PROOFLite without TSelector

ccorti · March 30, 2015, 9:22am

Dear experts,

I am trying to understand how to integrate PROOFLite in my analysis. The problem is that I have already a class wich does most of the work and internally process a different number of TChain and converting this class to a TSelector is a bit complicated.
The TChain processing is done in a function called FillEvents(); this function is called by another class on different TChains and basically I would like to parallelize the following loop using TProofLite:

for (UShort_t idataset = 0; idataset < ndatasets; ++idataset)
{
   analysis[idataset]->FillEvents();
}

Is there a way?

ganis · March 30, 2015, 9:33am

Hi,

The short answer will be ‘no’, because you seem to control by your self the event loop inside FillEvents.

However, you can probably parallelize on files, with little modification. What is ‘analysis’ in your example?

G Ganis

ccorti · March 30, 2015, 9:45am

A class (not derived from any root class) in which many histograms are defined and filled, depending on which TChain is passed in the constructor.
The class is not mine, so I would like to change it as less as possible.
I could quite easily create a macro to do analysis->FillEvents() and run the macro manually in parallel, but this would complicate my workflow and I would prefer to keep everything inside a single program instead of dividing it in different ones.
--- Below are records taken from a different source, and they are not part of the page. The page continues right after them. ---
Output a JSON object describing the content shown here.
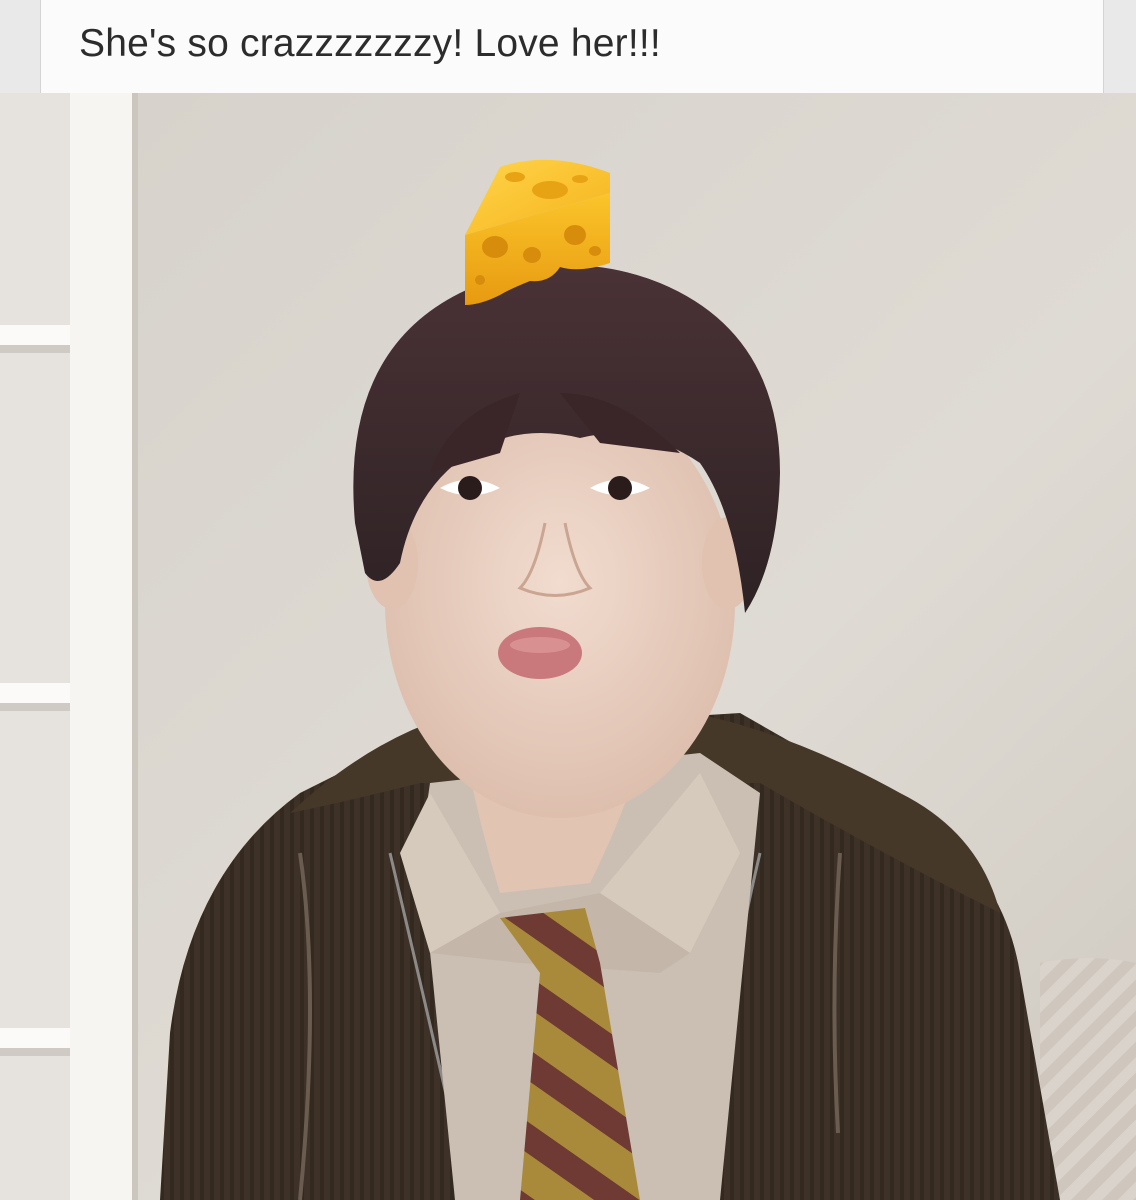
{
  "caption": {
    "text": "She's so crazzzzzzzy! Love her!!!"
  },
  "photo": {
    "subject": "person-portrait",
    "sticker": "cheese-icon",
    "colors": {
      "wall": "#dcd7cf",
      "shelf": "#eeece8",
      "hair": "#3a2a2c",
      "skin": "#ead0c0",
      "hoodie": "#3d3128",
      "shirt": "#c9bcb0",
      "tie_gold": "#a98a3a",
      "tie_maroon": "#6e3a33",
      "cheese": "#f6b81f"
    }
  }
}
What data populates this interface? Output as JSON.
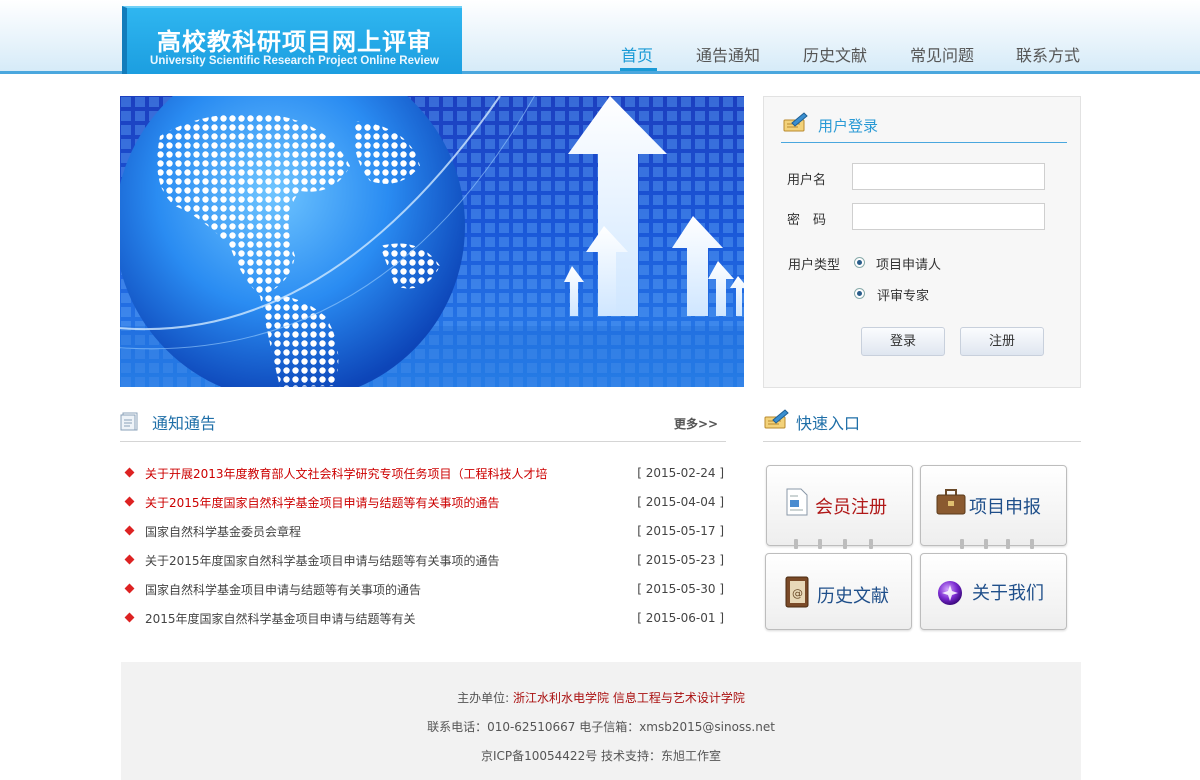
{
  "site": {
    "title_cn": "高校教科研项目网上评审",
    "title_en": "University Scientific Research Project Online Review"
  },
  "nav": {
    "items": [
      "首页",
      "通告通知",
      "历史文献",
      "常见问题",
      "联系方式"
    ],
    "active_index": 0
  },
  "login": {
    "title": "用户登录",
    "username_label": "用户名",
    "password_label": "密　码",
    "username_value": "",
    "password_value": "",
    "user_type_label": "用户类型",
    "user_types": [
      "项目申请人",
      "评审专家"
    ],
    "login_button": "登录",
    "register_button": "注册"
  },
  "notices": {
    "title": "通知通告",
    "more": "更多>>",
    "items": [
      {
        "text": "关于开展2013年度教育部人文社会科学研究专项任务项目（工程科技人才培",
        "date": "[ 2015-02-24 ]",
        "highlight": true
      },
      {
        "text": "关于2015年度国家自然科学基金项目申请与结题等有关事项的通告",
        "date": "[ 2015-04-04 ]",
        "highlight": true
      },
      {
        "text": "国家自然科学基金委员会章程",
        "date": "[ 2015-05-17 ]",
        "highlight": false
      },
      {
        "text": "关于2015年度国家自然科学基金项目申请与结题等有关事项的通告",
        "date": "[ 2015-05-23 ]",
        "highlight": false
      },
      {
        "text": "国家自然科学基金项目申请与结题等有关事项的通告",
        "date": "[ 2015-05-30 ]",
        "highlight": false
      },
      {
        "text": "2015年度国家自然科学基金项目申请与结题等有关",
        "date": "[ 2015-06-01 ]",
        "highlight": false
      }
    ]
  },
  "quick": {
    "title": "快速入口",
    "items": [
      {
        "label": "会员注册",
        "icon": "document-icon",
        "color": "#b01818"
      },
      {
        "label": "项目申报",
        "icon": "briefcase-icon",
        "color": "#1f4f8a"
      },
      {
        "label": "历史文献",
        "icon": "address-book-icon",
        "color": "#1f4f8a"
      },
      {
        "label": "关于我们",
        "icon": "purple-orb-icon",
        "color": "#1f4f8a"
      }
    ]
  },
  "footer": {
    "sponsor_label": "主办单位:",
    "sponsor_names": "浙江水利水电学院  信息工程与艺术设计学院",
    "contact": "联系电话：010-62510667 电子信箱：xmsb2015@sinoss.net",
    "icp": "京ICP备10054422号  技术支持：东旭工作室"
  },
  "colors": {
    "accent": "#1a9ad6",
    "notice_red": "#cc0000",
    "dot_red": "#dd2222",
    "title_blue": "#1f6fa8"
  }
}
ganis · March 30, 2015, 11:12am

Hello,

How is TChain used inside FillEvents?
I mean, are Process or Draw called, or is there a ‘manual’ for loop over entries?

Anyhow:

Without a modification of the code is impossible to parallelize, even if you go for a threaded solution.
To get a better idea if you can do something you need to provide more information about the code and the workflow; an ad hoc solution requires looking at the code.

G Ganis

ccorti · March 30, 2015, 12:02pm

There is a manual for loop in FillEvents(), but I don’t want to parallelize this function, I would be happy with running FillEvents with each dataset on its own thread.

My program is like a fitting procedure:

Run FillEvents on different datasets of MC files; the processing of MC events depend on few parameters
Merge the produced histograms in one single root file
Compare these histograms with data
Adjust the parameters and repeat from 1) until the convergence conditions are fulfilled

I wrote a class to do all these steps automatically and the bottleneck is of course the processing of the different MC datasets: if I could process all the datasets at the same time (now they are processed sequentially, in the loop I wrote in the first post) this would save a lot of time.
I am not interested for now in parallelizing the processing of a single dataset.

ccorti · March 31, 2015, 10:06am

I guess I’ll have to implement the TSelector in my code.
I have a few doubts though.

If my class derives from TSelector and I do

MyClass *class = new MyClass(/*arguments*/);
proof->Process(class);

is the istance I created being shared in the different workers or each worker initializes its own instance of MyClass?

Each event in my TChain contains detector informations that varies each second and I need to fill some histograms with this informations once per second. If I control the event loop I can do

// before the loop
int current_time = 0;
int time;
chain->SetBranchAddress("time", &time);

// inside the event loop
if (time != current_time)
{
   current_time = time;
   // fill some histograms with detector informations
}

It looks to me that this approach can not work in PROOF, because the condition time != current_time could be fullfilled for the same second in different workers. Is this right?